Чистильщик засмеялся. Слишком легко, слишком весело. Обаятелен, с харизмой, а актер из него никудышный. Это он меня успокаивает. Дескать, с Шизой – нормалек, вместо шока – ложная память, и слава богу… Разговор напомнил мне чат. Слова, слова, слова, как утверждал бедняга Гамлет. Палата, окно, ваза с фруктами – обои для монитора.

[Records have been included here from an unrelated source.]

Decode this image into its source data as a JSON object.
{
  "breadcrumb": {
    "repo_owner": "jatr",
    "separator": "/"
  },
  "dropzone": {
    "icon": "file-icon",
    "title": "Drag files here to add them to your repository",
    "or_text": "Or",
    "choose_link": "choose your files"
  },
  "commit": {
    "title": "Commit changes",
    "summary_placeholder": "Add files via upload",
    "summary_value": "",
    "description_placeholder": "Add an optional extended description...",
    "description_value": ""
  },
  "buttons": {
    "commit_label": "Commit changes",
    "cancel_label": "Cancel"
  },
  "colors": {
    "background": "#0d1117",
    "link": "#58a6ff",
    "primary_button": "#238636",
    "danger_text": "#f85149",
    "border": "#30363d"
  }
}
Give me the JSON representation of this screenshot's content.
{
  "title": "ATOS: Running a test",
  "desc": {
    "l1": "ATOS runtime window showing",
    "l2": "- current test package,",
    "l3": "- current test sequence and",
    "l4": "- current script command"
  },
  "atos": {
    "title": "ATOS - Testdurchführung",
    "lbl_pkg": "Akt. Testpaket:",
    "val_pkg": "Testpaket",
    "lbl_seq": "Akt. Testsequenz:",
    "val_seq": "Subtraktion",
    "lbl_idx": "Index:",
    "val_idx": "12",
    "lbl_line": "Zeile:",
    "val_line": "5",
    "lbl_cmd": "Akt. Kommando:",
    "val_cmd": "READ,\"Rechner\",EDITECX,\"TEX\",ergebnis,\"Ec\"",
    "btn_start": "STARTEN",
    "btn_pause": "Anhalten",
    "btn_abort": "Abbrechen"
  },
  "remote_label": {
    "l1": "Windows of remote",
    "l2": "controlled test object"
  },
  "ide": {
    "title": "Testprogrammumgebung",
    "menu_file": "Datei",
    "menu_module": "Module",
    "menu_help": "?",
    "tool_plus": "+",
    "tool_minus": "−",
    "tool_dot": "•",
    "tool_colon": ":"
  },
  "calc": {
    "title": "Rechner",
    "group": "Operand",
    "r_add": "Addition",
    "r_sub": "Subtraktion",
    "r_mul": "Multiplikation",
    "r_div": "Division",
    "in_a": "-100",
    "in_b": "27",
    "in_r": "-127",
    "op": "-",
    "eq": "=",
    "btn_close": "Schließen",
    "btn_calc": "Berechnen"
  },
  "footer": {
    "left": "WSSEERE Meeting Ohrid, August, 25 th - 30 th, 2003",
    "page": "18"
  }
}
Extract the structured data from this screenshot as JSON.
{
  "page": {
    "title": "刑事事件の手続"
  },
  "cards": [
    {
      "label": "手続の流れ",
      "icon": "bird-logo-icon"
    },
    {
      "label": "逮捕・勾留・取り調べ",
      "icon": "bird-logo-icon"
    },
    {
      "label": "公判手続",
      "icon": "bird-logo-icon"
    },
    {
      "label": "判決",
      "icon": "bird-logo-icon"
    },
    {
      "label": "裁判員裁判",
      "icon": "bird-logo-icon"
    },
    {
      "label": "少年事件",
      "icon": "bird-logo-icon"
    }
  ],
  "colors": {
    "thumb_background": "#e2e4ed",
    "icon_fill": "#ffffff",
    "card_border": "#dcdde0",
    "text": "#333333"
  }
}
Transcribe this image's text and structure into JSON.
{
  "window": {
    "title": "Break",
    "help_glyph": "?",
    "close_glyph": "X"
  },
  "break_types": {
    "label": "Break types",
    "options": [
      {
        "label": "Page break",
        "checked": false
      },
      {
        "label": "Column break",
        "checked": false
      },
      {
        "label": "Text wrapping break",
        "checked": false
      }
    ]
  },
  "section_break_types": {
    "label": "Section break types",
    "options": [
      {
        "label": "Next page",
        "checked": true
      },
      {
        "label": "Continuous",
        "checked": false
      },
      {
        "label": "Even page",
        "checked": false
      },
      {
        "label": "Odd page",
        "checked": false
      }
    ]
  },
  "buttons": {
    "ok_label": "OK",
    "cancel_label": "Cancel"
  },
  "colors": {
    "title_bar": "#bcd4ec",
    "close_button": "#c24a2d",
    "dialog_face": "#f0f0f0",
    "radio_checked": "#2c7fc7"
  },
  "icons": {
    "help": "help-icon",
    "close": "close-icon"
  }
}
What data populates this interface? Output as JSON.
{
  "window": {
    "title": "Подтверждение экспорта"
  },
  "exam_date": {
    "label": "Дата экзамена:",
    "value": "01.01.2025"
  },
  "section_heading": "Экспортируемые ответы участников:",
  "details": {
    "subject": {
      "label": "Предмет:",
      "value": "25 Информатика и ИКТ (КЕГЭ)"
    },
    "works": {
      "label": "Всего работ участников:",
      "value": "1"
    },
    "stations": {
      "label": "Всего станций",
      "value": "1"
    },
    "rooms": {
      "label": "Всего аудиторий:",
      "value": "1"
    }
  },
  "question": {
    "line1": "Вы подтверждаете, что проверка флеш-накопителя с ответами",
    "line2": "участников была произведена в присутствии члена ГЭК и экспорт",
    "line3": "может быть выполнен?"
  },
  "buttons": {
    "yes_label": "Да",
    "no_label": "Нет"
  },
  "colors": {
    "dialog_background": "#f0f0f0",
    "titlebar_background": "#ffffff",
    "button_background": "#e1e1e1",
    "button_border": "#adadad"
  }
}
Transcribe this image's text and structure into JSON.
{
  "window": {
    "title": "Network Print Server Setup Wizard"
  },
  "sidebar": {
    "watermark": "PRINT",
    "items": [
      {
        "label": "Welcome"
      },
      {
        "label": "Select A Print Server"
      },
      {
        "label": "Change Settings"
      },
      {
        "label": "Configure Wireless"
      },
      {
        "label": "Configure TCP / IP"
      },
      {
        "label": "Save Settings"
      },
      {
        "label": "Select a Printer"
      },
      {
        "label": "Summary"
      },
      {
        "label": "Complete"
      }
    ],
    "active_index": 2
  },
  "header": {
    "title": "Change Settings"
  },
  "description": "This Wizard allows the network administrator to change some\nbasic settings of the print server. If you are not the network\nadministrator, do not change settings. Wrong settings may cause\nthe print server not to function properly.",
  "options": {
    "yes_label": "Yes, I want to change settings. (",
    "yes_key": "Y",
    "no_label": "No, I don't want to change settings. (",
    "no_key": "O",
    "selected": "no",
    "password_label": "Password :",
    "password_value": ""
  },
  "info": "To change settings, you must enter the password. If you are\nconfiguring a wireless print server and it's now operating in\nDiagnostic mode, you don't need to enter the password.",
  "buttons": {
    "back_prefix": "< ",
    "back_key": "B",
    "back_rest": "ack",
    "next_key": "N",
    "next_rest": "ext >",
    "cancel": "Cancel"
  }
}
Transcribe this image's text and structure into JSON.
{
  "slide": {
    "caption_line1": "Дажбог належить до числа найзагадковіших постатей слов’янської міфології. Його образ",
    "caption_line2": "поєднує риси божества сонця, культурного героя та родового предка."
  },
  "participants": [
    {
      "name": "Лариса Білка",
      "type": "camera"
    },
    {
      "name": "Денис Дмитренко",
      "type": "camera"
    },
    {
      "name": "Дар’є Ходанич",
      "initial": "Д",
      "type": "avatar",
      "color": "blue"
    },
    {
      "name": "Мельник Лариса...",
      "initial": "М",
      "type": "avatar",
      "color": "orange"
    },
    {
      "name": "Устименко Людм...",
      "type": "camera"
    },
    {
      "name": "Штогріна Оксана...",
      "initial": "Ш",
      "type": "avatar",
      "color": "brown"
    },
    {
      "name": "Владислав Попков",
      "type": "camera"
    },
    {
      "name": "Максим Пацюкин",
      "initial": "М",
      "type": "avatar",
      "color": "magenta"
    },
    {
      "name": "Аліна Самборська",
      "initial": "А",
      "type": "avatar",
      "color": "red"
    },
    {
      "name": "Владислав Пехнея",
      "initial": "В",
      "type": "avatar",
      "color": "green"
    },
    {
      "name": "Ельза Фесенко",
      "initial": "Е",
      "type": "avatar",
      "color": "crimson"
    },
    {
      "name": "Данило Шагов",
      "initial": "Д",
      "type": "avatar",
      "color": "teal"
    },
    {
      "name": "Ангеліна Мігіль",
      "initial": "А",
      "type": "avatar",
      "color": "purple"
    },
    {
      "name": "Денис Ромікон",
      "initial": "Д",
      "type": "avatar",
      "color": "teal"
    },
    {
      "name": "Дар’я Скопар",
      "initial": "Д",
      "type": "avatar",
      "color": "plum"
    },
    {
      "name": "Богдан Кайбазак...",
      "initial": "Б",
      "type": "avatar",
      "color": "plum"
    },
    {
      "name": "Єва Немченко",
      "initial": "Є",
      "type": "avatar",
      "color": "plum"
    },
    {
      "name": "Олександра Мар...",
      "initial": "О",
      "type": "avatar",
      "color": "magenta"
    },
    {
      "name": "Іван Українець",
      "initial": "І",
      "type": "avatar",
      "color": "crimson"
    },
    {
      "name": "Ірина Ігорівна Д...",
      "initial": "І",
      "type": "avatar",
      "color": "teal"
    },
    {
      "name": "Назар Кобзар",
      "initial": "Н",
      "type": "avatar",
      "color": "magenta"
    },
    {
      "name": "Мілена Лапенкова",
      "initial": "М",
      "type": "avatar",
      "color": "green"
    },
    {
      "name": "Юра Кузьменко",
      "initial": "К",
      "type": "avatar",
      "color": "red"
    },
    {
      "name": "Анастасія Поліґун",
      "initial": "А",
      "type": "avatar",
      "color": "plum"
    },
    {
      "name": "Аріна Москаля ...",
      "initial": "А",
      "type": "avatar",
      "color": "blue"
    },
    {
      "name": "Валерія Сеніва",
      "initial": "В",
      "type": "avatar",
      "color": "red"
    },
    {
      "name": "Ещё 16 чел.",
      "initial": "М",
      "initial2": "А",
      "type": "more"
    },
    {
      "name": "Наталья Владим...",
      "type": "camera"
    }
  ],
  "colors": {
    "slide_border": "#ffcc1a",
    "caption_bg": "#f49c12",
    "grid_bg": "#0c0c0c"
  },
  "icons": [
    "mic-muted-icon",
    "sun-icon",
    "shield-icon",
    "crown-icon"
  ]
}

– Она хочет тебя проведать, – добавил Чистильщик. – Но стесняется.
– Думаешь, это Зараза?
– Амнезия? Удаление опасных воспоминаний?
– Да.
– Нет, Золотарь. Заразе на исполнителей плевать. Это Шизе просто повезло.
– Как Рита? – спросил я.
– Ты только…
– Иди к черту. Я знаю, что она в "Докторе Сане". Корпус "Березки", второй этаж.
– Ты был у нее?!
– Нет. Я у медсестры выяснил. Как она?
– Я ей Белова сосватал. Косметический хирург, гений. К нему очередь – как отсюда до Луны. Контурная пластика и все такое. Сделают в лучшем виде. Нос не глаз, спасибо тебе…
– Она не выходит. Сидит сиднем в палате.
– Женщина, Золотарь. Это мы, гориллы, хоть с носом, хоть без – по Невскому проспекту. Я с ней говорил. Она все помнит. Все. Абсолютно. Как резала ноздри. Как хотела выколоть глаз. Как радовалась увечьям. Представляешь? Радость. Удовольствие. И полная анестезия. Это она тоже помнит. Лучше б, блин, забыла…
– Для кого лучше?
– Для меня. Для аналитиков, понятно, хуже. Рита – аналитик. Курирует 3-й отдел. Живцом напросилась сама. Вроде тебя.
Он замолчал, отвернувшись. Ну конечно. Вот мы и подошли к главному.
– Я не напрашивался.
– Неужели?
– Ну хорошо. Напрашивался. И ты мне отказал.
– Не отказал. Это был эксперимент, Золотарь. Риту формально объявили жертвой. Рита стучала по клавишам. Рита зарегистрировалась в этом долбаном форуме. Ты сидел рядом и давал советы. "Живец" – и консультант. А шарахнуло по вам обоим. Ты понимаешь, что это значит?
– Выходит, Заразе по барабану, кто зарегистрировался, а кто советовал?
– Выходит, что так.
– Нам и Карлсон помогал! И Умат!
– Мало помогали. А то б и их накрыло.
Он взял второе яблоко. Ярко-красное, с желтым бочком.